Not to be a pedant that is. . .

f-d

ípapß gordo ainÆt no madre flaca!

### RE: An Oxford comma would have been nice…

What's wrong with "...they are the commas I always use." ?

### RE: An Oxford comma would have been nice…

Correction accepted. Thanks.

### RE: An Oxford comma would have been nice…

Here's a case where an Oxford comma would not only have been nice (depending on which side you were on), but worth over $10 million: https://www.nytimes.com/2017/03/16/us/oxford-comma... "A class-action lawsuit about overtime pay for truck drivers hinged entirely on a debate that has bitterly divided friends, families and foes: The dreaded -- or totally necessary -- Oxford comma, perhaps the most polarizing of punctuation marks. What ensued in the United States Court of Appeals for the First Circuit, and in a 29-page court decision handed down on Monday, was an exercise in high-stakes grammar pedantry that could cost a dairy company in Portland, Me., an estimated$10 million."

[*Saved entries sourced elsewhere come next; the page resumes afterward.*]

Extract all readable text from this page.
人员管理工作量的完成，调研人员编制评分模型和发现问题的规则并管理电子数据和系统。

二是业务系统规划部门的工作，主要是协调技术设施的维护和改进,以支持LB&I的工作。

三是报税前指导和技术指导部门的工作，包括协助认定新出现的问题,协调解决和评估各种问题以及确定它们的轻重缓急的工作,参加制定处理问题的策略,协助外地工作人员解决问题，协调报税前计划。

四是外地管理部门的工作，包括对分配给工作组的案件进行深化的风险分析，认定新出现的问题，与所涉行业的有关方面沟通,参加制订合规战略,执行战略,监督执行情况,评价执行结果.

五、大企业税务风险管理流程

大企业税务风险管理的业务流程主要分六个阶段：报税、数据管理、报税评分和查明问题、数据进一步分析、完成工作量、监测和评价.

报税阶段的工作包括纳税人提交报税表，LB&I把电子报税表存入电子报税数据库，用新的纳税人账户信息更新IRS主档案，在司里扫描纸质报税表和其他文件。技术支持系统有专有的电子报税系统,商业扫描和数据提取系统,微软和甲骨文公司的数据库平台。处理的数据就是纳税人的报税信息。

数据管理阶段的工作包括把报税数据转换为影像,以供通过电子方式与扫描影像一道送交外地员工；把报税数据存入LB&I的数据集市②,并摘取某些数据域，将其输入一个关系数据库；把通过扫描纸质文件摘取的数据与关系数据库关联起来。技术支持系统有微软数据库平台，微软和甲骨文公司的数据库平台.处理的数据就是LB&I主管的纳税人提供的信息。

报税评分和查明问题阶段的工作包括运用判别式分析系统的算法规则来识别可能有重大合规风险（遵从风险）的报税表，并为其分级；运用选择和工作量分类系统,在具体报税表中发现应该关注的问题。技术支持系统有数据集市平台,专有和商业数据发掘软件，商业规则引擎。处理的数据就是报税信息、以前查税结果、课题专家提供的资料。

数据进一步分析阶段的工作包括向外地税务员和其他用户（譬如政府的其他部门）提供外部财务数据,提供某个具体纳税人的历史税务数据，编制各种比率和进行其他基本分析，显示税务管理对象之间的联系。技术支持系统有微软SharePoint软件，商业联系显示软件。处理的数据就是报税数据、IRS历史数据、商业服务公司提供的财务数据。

### RE: An Oxford comma would have been nice…

Somewhere out there is an adherent to a snake-handling religion that must now make a difficult wardrobe choice.

### RE: An Oxford comma would have been nice…

Such an odd thing to include in a hazards list...I'd make an entirely new sentence for rattlesnakes. I don't normally use the Oxford comma, but it would be appropriate in that sentence. Moving rattlesnake up one order in the sentence so it was second to last, instead of last, item would provide even more clarity and eliminate the need for the Oxford comma.